In the first case, a pregnant woman who had picked up her son from school was stopped by a police officer for speeding in a school zone and refused to sign the citation form. The woman resisted arrest and refused to get out of her car when instructed to do so. Further, she stiffened her body and clutched her steering wheel to frustrate the officers’ efforts to remove her from her car. In response, officers deployed a TASER gun in “drive-stun” mode, three times.
The second case involved a woman who had telephoned the police requesting assistance in a domestic assault. When the police arrived they became involved in an altercation with the alleged attacker, the woman’s husband. The woman attempted to defuse the situation by coming between the officers and her husband and trying to escort everyone out of the house so as to not wake up her children. In response, the police shot her with a TASER gun in “dart” mode.
As an initial matter, the Court addressed the use of the TASER gun in the “drive-stun” mode versus the “dart” mode. The Court indicated that the use of the gun in either of its alternative modes is not dispositive of whether its use was excessive force. Rather, the Court held that the issue is the reasonableness of the force employed by use of a TASER gun in the factual context of the altercation. With regard to the actual use of the TASER guns, the Court held that police officers are allowed to utilize the weapon where an individual poses an immediate threat to the safety of the officer or is attempting to evade arrest by flight. Even in these instances, the Court refused to employ a bright-line test, and stated that the facts of each case would determine whether a reasonable use involves the TASER being utilized in “drive-stun” or “dart” mode.

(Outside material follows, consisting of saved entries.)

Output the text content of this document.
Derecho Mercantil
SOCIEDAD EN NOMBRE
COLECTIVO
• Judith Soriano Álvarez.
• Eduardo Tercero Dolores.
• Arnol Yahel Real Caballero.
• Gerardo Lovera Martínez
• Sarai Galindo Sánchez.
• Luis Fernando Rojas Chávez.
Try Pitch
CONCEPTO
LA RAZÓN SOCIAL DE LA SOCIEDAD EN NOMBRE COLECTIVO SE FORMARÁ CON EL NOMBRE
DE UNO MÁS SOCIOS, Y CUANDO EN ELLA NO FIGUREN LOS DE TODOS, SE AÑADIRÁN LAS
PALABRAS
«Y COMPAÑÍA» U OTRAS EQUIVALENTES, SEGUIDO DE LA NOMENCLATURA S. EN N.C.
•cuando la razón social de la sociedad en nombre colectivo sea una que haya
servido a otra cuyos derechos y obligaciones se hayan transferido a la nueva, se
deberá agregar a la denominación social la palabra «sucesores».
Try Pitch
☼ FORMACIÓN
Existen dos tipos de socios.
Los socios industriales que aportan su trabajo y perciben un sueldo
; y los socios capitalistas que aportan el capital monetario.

Chief Judge Kozinksi dissented and concurred in part. In sum, Judge Kozinski underlined the importance for police to bring an unruly situation under control where individuals breach the “covenant of cooperation” with police. Judge Kozinski indicated that the police “have a number of tools at their disposal” to defuse a chaotic and potentially harmful scene and while "traditional tools" such as choke-holds and pepper-spray can be "distasteful” and “malignant,” the use of the TASER “is a safe alternative."